E-Coli: A Tragic German Double Standard

So, now it looks like it really was the beansprouts (see guardian here) Those Spanish cucumbers were innocent after all.

Thirty-one dead. Three thousand infected (and rising). Many left in need of kidney transplants. A terrible catalogue of tragedy which, unfortunately, is far from closed.

It also looks like it was all too predictable. Beansprouts were responsible for a similar outbreak (though this time Salmonella) in the UK in 2010. In fact between 1973 and 2007 Beansprouts were responsible for no less than 37 major outbreaks of food poisoning from either salmonella or e-coli across the world.  (See Here).

That number of course, excludes the UK outbreak or the latest German disaster.

Uncooked "Organic" bean sprouts:- The symbolic food of the Green movement.

I bet nobody told you (before now) that they can harbour E-Coli not only on the outer extremities but also internally. Washing them for a week may not remove the infection. See Here

Compared to other vegetables, uncooked bean sprouts present a significant health risk (See Here - "Minimising your Risk"). This risk is particularly severe to the young, old and vulnerable.

Beansprouts require scrupulous hygiene from seed to plate. Clearly, in Germany this hygiene regime was seriously compromised somewhere early on in the chain. But nobody actually knows where yet.

All over the world, and especially in Germany, environmentally concerned parents have been feeding raw bean sprouts to themselves and to their kids. They then probably wash them down with some unpasteurised "Whole" milk. (another fad). Meanwhile these same parents have been panicking over nuclear incident, on the other side of the planet, that killed no-one and resulted in a few vegetables getting a barely measurable dose of radiation.

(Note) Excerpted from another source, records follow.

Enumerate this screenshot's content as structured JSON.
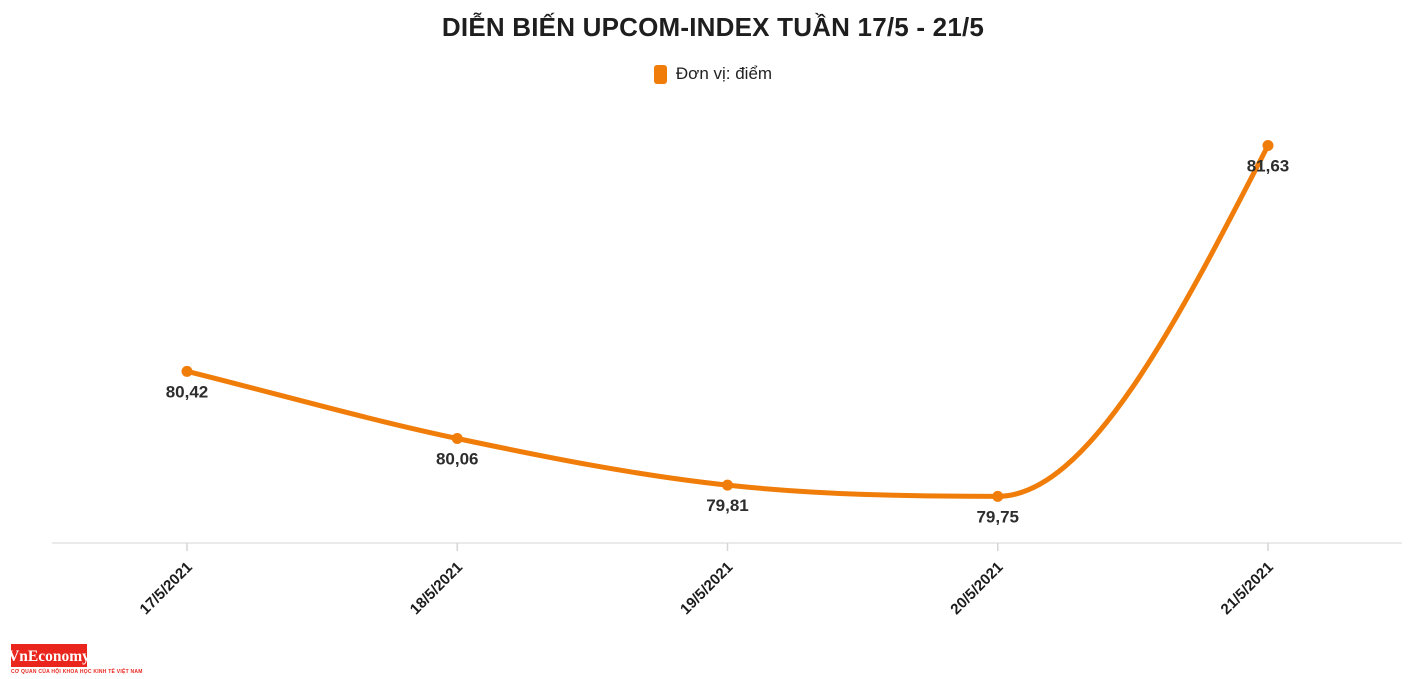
{
  "title": "DIỄN BIẾN UPCOM-INDEX TUẦN 17/5 - 21/5",
  "legend": {
    "label": "Đơn vị: điểm",
    "swatch_color": "#f07d0a"
  },
  "chart_data": {
    "type": "line",
    "title": "DIỄN BIẾN UPCOM-INDEX TUẦN 17/5 - 21/5",
    "categories": [
      "17/5/2021",
      "18/5/2021",
      "19/5/2021",
      "20/5/2021",
      "21/5/2021"
    ],
    "series": [
      {
        "name": "Đơn vị: điểm",
        "values": [
          80.42,
          80.06,
          79.81,
          79.75,
          81.63
        ],
        "data_labels": [
          "80,42",
          "80,06",
          "79,81",
          "79,75",
          "81,63"
        ]
      }
    ],
    "xlabel": "",
    "ylabel": "",
    "ylim": [
      79.5,
      81.9
    ],
    "y_axis_visible": false,
    "grid": false,
    "smooth": true,
    "legend_position": "top",
    "line_color": "#f07d0a",
    "marker_color": "#f07d0a",
    "axis_line_color": "#e4e4e4",
    "tick_color": "#d6d6d6",
    "data_label_color": "#2d2d2d",
    "x_label_color": "#1c1c1c",
    "x_label_rotation": -45
  },
  "logo": {
    "wordmark": "VnEconomy",
    "tagline": "CƠ QUAN CỦA HỘI KHOA HỌC KINH TẾ VIỆT NAM",
    "box_color": "#e9251d"
  }
}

Double standard? I think so.

Beside cooking, there is another way you can ensure uncooked bean sprouts are fit to eat. You can irradiate them with Gamma rays. ( See Here )

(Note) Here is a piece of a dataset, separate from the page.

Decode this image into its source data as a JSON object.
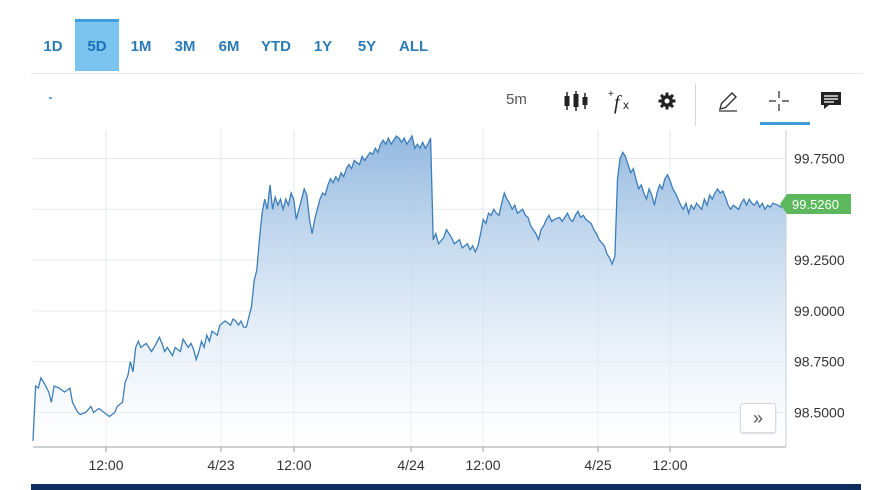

Actually this process is quietly used by many hospitals to reduce the risk of patients getting secondary infections from poorly cooked food.  To quote from the above link:

[quote]
"Food irradiation for a number of produce items would give us not just a marginal increase, but give us probably the Grand Canyon increase of safety.
[unquote]

It was touted as a method for wholesale treatment of vegetables in the 1980's but in the UK it was rejected.

To be fair is is a bit OTT for most fruit and veg.

It's appeal to the food industry was that it would significantly improve shelf life. The fact that it would also protect consumers from a low risk of food poisoning was, at the time, just a bit of useful propaganda.

But never the less, if these bean sprouts had been irradiated they would not have been poisonous.

Thirty one people would not have died.

By the way don't think that the bean sprouts would have become radioactive either. To make something radioactive you need a Neutron source not a Gamma ray source.

Maybe there is an opportunity here for some adventurous German bean sprout producer:

 Ship your sprouts to Holland.

Get them irradiated and them sell the back in  Germany as guaranteed E-Coli free.

Just don't mention that they have been irradiated. The German irrationality over everything nuclear would guarantee certain bankruptcy.

4 comments:

Dioclese said...

So basically you don't die of e-Coli but you get radiation poisoning instead? Sounds good...

I think I'll stick to the Ouzo (Metaxa is too expensive now - it's the same price as reasonable french brandy!)

Mrs D only drinks Hine. It's expensive, but she says if she has to drink shit, she'd rather go without...

BilloTheWisp said...

The trick is, Dioclese that you don't die of e-coli, and you don't get radiation poisoning either because after gamma irradiation there isn't any.
Better, (and simpler) Cook the bloody things.

Metaxa the same price as French Brandy? My God no wonder the Greek have gone bust.

Anonymous said...

Bean sprouts have killed more people this year than nuclear meltdowns and Gulf oil spills combined.
Won't someone think of the children?

My name, not coincidentally, is David Rowcliffe.
Greetings to you, my cousin, from sunny Los Angeles!

BilloTheWisp said...

Well, Hello David!

Believe it or not it is actually sunny here today in the UK as well. Not quite the perpetual sunniness you get in LA but not bad, all the same.

I gather the latest death toll from the e-coli outbreak is 44. But the press have now got bored so you won't be reading much more about it anymore.